We aren't a Microsoft SQL Server shop, but we run Microsoft SQL Server Desktop Edition (MSDE) 2000 on some of our production servers. I've heard that we might be vulnerable to SQL Slammer. Are we? And if so, how can we protect ourselves?

A common misconception is that only SQL Server 2000 machines are vulnerable to SQL Slammer. But MSDE 2000 is based on the same code as SQL Server 2000, so MSDE 2000 also is vulnerable.

The SQL Slammer worm was so effective in part because many systems administrators failed to patch their systems long after the original discovery of the vulnerability that the virus exploits. To be fair, applying the applicable updates wasn't a particularly easy task. Microsoft listened to customer complaints about that fact and has since developed several tools to help systems and database administrators update their SQL Server 2000 installations. For additional information about these tools, see the tools' accompanying documentation or read the Microsoft article "Overview of the SQL 2000 Critical Update Wizard" (http://support.microsoft.com/?kbid=814372). You can download these tools from Microsoft's Web site at http://www.microsoft.com/sql/downloads/securitytools.asp, then use them to protect yourself.
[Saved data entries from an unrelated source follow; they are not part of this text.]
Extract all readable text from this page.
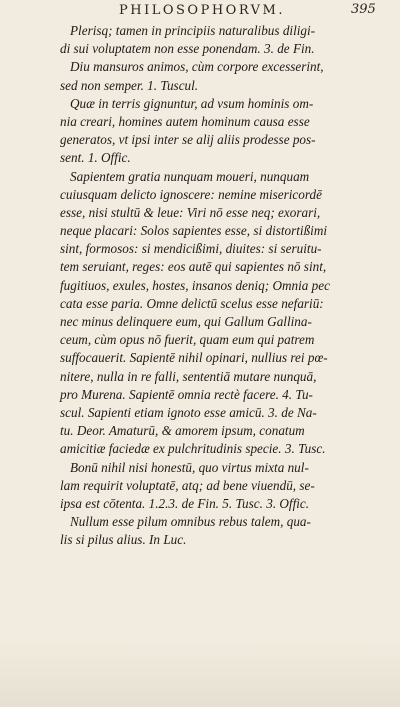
PHILOSOPHORVM.	395
Plerisq; tamen in principiis naturalibus diligi-
di sui voluptatem non esse ponendam. 3. de Fin.
Diu mansuros animos, cùm corpore excesserint,
sed non semper. 1. Tuscul.
Quæ in terris gignuntur, ad vsum hominis om-
nia creari, homines autem hominum causa esse
generatos, vt ipsi inter se alij aliis prodesse pos-
sent. 1. Offic.
Sapientem gratia nunquam moueri, nunquam
cuiusquam delicto ignoscere: nemine misericordē
esse, nisi stultū & leue: Viri nō esse neq; exorari,
neque placari: Solos sapientes esse, si distortißimi
sint, formosos: si mendicißimi, diuites: si seruitu-
tem seruiant, reges: eos autē qui sapientes nō sint,
fugitiuos, exules, hostes, insanos deniq; Omnia pec
cata esse paria. Omne delictū scelus esse nefariū:
nec minus delinquere eum, qui Gallum Gallina-
ceum, cùm opus nō fuerit, quam eum qui patrem
suffocauerit. Sapientē nihil opinari, nullius rei pœ-
nitere, nulla in re falli, sententiā mutare nunquā,
pro Murena. Sapientē omnia rectè facere. 4. Tu-
scul. Sapienti etiam ignoto esse amicū. 3. de Na-
tu. Deor. Amaturū, & amorem ipsum, conatum
amicitiæ faciedæ ex pulchritudinis specie. 3. Tusc.
Bonū nihil nisi honestū, quo virtus mixta nul-
lam requirit voluptatē, atq; ad bene viuendū, se-
ipsa est cōtenta. 1.2.3. de Fin. 5. Tusc. 3. Offic.
Nullum esse pilum omnibus rebus talem, qua-
lis si pilus alius. In Luc.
  • Servpriv.exe updates registry permissions for installations on which you ran an earlier (i.e., pre-3.0) version of the SQL Critical Update Wizard.
  • SQL Check can identify vulnerable SQL Server 2000 clusters. This tool runs on Windows XP, Windows 2000, Windows NT 4.0, Windows Me, and Windows 98.
  • SQL Critical Update 3.0 checks the local SQL server or SQL cluster for vulnerable installations of SQL Server 2000 and MSDE 2000, then updates files to resolve vulnerabilities.
  • SQL Critical Update Wizard can update XP, Win2K, NT 4.0, Windows Me, and Win98 SQL Server or MSDE 2000 systems, but you can't use it on clusters (use SQL Critical Update instead).
  • SQL Scan (sqlscan.exe) can scan one XP, Win2K, or NT 4.0 PC or a group of machines (according to domain or IP address range) to identify Slammer vulnerabilities.
  • Systems Management Server (SMS) Deployment Tool contains an SMS package file that facilitates SMS-based deployment of SQL Critical Update.